When I did an EXPLAIN
on the above query, I received a note saying that it always created a temp table. I noticed that creating a temp table based on the above query took quite a while. And, this is done plenty of time.
Thus, I am wondering if I create a view using the above say:
CREATE VIEW v_t_a
SELECT t.*, a.hits AS ahits
FROM t, a
WHERE a.A_ID = t.A_ID
And change my code to:
SELECT * FROM v_t_a WHERE TRACK LIKE 'xxx' ORDER BY hits DESC, ahits DESC
Will it improve the performance? Will it remove the create temp table time?
Thank you so much for your suggestions!
Upvotes: 4
Views: 3049
Reputation: 5253
VIEW internally JOINS the TWO tables everytime you QUERY a VIEW...!!
To prevent this, create MATERIALIZED VIEW
...
It is a view that is more of a TABLE ...You can query it directly as other table..
But you have to write some TRIGGERS to update it automatically, if any underlying TABLE data changes...
See this : http://tech.jonathangardner.net/wiki/PostgreSQL/Materialized_Views
Upvotes: 1
Reputation:
It is very dangerous if you assume MySQL would optimize your VIEWs same way as more advanced database systems would.

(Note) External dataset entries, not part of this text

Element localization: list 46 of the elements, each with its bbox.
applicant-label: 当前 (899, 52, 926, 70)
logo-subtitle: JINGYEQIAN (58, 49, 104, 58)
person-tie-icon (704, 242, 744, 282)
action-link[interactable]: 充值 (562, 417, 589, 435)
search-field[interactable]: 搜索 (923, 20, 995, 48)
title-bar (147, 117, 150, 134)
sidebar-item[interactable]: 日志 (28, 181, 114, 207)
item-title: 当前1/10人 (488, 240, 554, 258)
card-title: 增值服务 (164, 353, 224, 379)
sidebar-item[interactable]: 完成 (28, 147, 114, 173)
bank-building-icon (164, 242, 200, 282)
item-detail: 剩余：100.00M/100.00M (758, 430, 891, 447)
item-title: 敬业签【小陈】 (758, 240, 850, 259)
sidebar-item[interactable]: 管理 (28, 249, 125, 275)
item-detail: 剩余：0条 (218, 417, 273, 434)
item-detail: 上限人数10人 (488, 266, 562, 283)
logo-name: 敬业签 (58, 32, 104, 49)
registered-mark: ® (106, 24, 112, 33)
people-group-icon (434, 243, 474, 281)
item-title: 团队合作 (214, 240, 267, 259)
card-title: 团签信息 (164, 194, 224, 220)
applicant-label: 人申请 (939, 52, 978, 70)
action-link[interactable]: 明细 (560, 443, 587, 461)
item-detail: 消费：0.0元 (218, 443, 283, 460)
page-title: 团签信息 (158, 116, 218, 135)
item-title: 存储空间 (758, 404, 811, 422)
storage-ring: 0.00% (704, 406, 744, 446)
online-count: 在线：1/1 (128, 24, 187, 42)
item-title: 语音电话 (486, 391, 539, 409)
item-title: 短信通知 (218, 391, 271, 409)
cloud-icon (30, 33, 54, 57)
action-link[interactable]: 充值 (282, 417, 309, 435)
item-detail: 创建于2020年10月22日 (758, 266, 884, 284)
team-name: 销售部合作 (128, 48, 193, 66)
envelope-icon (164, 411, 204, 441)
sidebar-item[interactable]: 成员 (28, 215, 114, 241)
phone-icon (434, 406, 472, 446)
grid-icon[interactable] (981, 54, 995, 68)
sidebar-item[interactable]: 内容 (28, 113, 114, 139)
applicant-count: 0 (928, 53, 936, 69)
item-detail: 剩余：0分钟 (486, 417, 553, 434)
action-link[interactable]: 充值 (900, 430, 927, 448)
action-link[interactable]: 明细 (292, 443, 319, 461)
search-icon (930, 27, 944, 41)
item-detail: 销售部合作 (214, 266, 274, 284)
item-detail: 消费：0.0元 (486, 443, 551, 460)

Same as with subqueries and derived tables MySQL 5.0 will fail and perform very inefficiently in many counts.
MySQL has two ways of handling the VIEWS – query merge, in which case VIEW is simply expanded as a macro or Temporary Table in which case VIEW is materialized to temporary tables (without indexes !) which is later used further in query execution. There does not seems to be any optimizations applied to the query used for temporary table creation from the outer query and plus if you use more then one Temporary Tables views which you join together you may have serious issues because such tables do not get any indexes.
So be very careful implementing MySQL VIEWs in your application, especially ones which require temporary table execution method. VIEWs can be used with very small performance overhead but only in case they are used with caution.
MySQL has long way to go getting queries with VIEWs properly optimized.
Upvotes: 2
Reputation: 881103
It's rare that doing exactly the same operations in a view will be more efficient than doing it as a query.
The views are more to manage complexity of queries rather than performance, they simply perform the same actions at the back end as the query would have.
One exception to this is materialised query tables which actually create a separate long-lived table for the query so that subsequent queries are more efficient. I have no idea whether MySQL has such a thing, I'm a DB2 man myself :-)
But, you could possibly implement such a scheme yourself if performance of the query is an issue.
It depends greatly on the rate of change of the table. If the data is changing so often that a materialised query would have to be regenerated every time anyway, it won't be worth it.